Visitando a história do notariado (para não perder o rumo de seu futuro) - (parte 3)

Comecemos a falar das origens remotas −de vetustas raízes− do notariado com uma breve referência ao antigo Egito.

Parece justo que se comece pela civilização dos egípcios, não principalmente por ter sido uma das grandes potências mediterrâneas, mas, isto sim, pela reputação de que frui ela no campo da escrita.

É provável que se deva atribuir ao notável estudioso Fulcran Vigouroux (1837-1915) a afirmação de os antigos egípcios terem adquirido a «mania de escrever». Schuster e Holzammer, em uma nota de rodapé de sua célebre Historia bíblica (aqui compulsada na edição castelhana: ed. Litúrgica Espanõla, Barcelona, 1934, tomo I, p. 58), referem-se a serem «conhecidas (…) as afeições literárias dos antigos egípcios», que, já por volta de 2000 a.C., possuíam uma literatura bastante desenvolvida, dando-se ao papiro, tanto no âmbito privado, quanto no pública, grande estimação, observando os autores que os egípcios escreviam também sobre pedras, madeiras, tabuletas de argila e de cera, pergaminho, e mencionam esta passagem do conceituado egiptólogo alemão Heinrich Karl Brugsch (1827-1894), segundo o qual «[no Egito antigo] até o mais tosco pedregulho cobria-se de inscrições».

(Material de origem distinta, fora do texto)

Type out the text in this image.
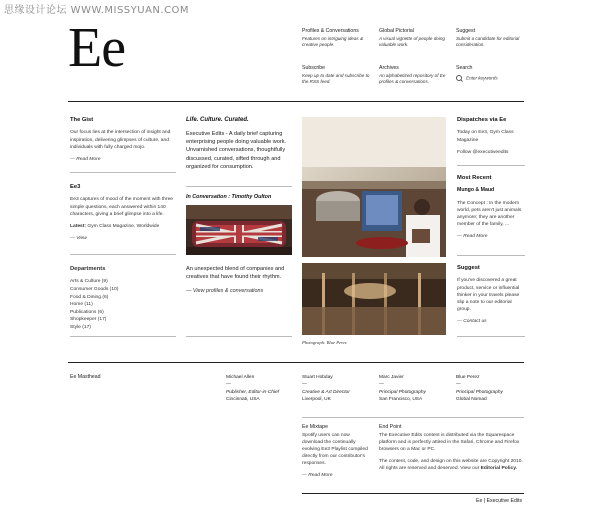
思缘设计论坛 WWW.MISSYUAN.COM
Ee	Profiles & Conversations
Features on intriguing ideas & creative people.
Global Pictorial
A visual vignette of people doing valuable work.
Suggest
Submit a candidate for editorial consideration.
Subscribe
Keep up to date and subscribe to the RSS feed.
Archives
An alphabetized repository of Ee profiles & conversations.
Search
Enter keywords
The Gist
Our focus lies at the intersection of insight and inspiration, delivering glimpses of culture, and individuals with fully charged mojo.
— Read More
Ee3
Ee3 captures of mood of the moment with three simple questions, each answered within 140 characters, giving a brief glimpse into a life.
Latest: Gym Class Magazine, Worldwide
— View
Departments
Arts & Culture (9)
Consumer Goods (10)
Food & Dining (6)
Home (11)
Publications (6)
Shopkeeper (17)
Style (17)
Life. Culture. Curated.
Executive Edits - A daily brief capturing enterprising people doing valuable work. Unvarnished conversations, thoughtfully discussed, curated, sifted through and organized for consumption.
In Conversation : Timothy Oulton
An unexpected blend of companies and creatives that have found their rhythm.
— View profiles & conversations
Photograph: Blue Perez
Dispatches via Ee
Today on Ee3, Gym Class Magazine
Follow @executiveedits
Most Recent
Mungo & Maud
The Concept : In the modern world, pets aren't just animals anymore; they are another member of the family, ...
— Read More
Suggest
If you've discovered a great product, service or influential thinker in your travels please slip a note to our editorial group.
— Contact us
Ee Masthead	Michael Allen
—
Publisher, Editor-in-Chief
Cincinnati, USA
Stuart Hobday
—
Creative & Art Director
Liverpool, UK
Marc Javier
—
Principal Photography
San Francisco, USA
Blue Perez
—
Principal Photography
Global Nomad
Ee Mixtape
Spotify users can now download the continually evolving Ee3 Playlist compiled directly from our contributor's responses.
— Read More
End Point
The Executive Edits content is distributed via the Squarespace platform and is perfectly attired in the Safari, Chrome and Firefox browsers on a Mac or PC.
The content, code, and design on this website are Copyright 2010. All rights are reserved and deserved. View our Editorial Policy.
Ee | Executive Edits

Cabe destacar, a propósito dos escritos no antigo Egito, o quanto se dedicou deles aos costumes e preceitos religiosos e morais. Escreveu Heródoto que os egípcios eram os mais religiosos de todos os homens, e a própria escrita denominava-se entre eles «palavras de deus», por acreditarem ser ela um presente de Thot, o «escriba dos deuses» (cf. Steven Roger Fischer, História da escrita, ed. Unesp, São Paulo, 2009, p. 35).

Na antiga religião egípcia conviviam as crenças numa legião de deuses e num «grande deus único» (Junker, in VV.AA., dir. de Franz König, Cristo y las religiones de la Terra, ed. BAC, 1961, tomo II, p. 545), o que, por este aspecto, aproxima-a do sincretismo religioso da hora presente. Haverá nessa religião dos antigos egípcios algo ainda de muito similar a algumas outras práticas de nossos tempos, assim, por uma parte, a do culto aos animais tão aparentado do ecologismo atual (cf. Schuster e Holzammer: matar um gato, p.ex., era um crime cujo autor pagava com a morte); ou também, por outra parte, com uma sorte de gnosticismo de cunho antropocêntrico: no «caos aquático», segundo o credo dos antigos egípcios, da expressão sexual de um demiurgo teriam nascido os homens gêmeos que determinam o destino universal, e o homem desse modo descobriria em si a essência do demiurgo criador. Essa gnose dizem alguns autores ter influído na religião dos hebreus desde o cativeiro do Egito (1.300 a.C.) e, depois, o cativeiro da Babilônia (séc. VI a.C.), contaminando a tradição cabalística ortodoxa, relegada ao esquecimento (vejam-se, a propósito, Julio Meinvielle, De la cábala al progresismo, ed. Epheta Buenos Aires, 1994, p. 19, e Ennio Innocenti, La gnosi spuria, ed. Sacra Fraternitas Aurigarum, Roma, 2009, tomo I, p. 12).

Interessa-nos aqui uma concisa referência à atividade escriturária dos grandes sacerdotes da religião egípcia, pois eles, quando se realizavam as procissões em honra de seus deuses (Rá, Ísis, Osíris, et reliqua), tinham a obrigação −de uma só vez religiosa e política− de lavrar um relatório, uma notícia do acontecimento. Essas procissões eram as mais longas −havia outras, mais curtas, que, embora públicas, chegavam apenas ao pátio anexo ao templo (cf. Mallon, in VV.AA., dir. de Joseph Huby, Christvs - História das religiões, ed. Saraiva, São Paulo, 1956, volume III, p. 607 e 608). Aquelas, as mais longas, percorriam as ruas das cidades (p.ex., as de Carnaque e de Luxor), transitando de um templo a outro, sob as vistas e as aclamações do povo. Eram essas, as mais largas, que deviam ser objeto da relação dos sumos sacerdotes, lançadas, então, em uma tabuleta recoberta de argila (ou de cera), na qual se escrevia com um buril de junco.

E que coisa era isso senão o que hoje denominamos ata notarial?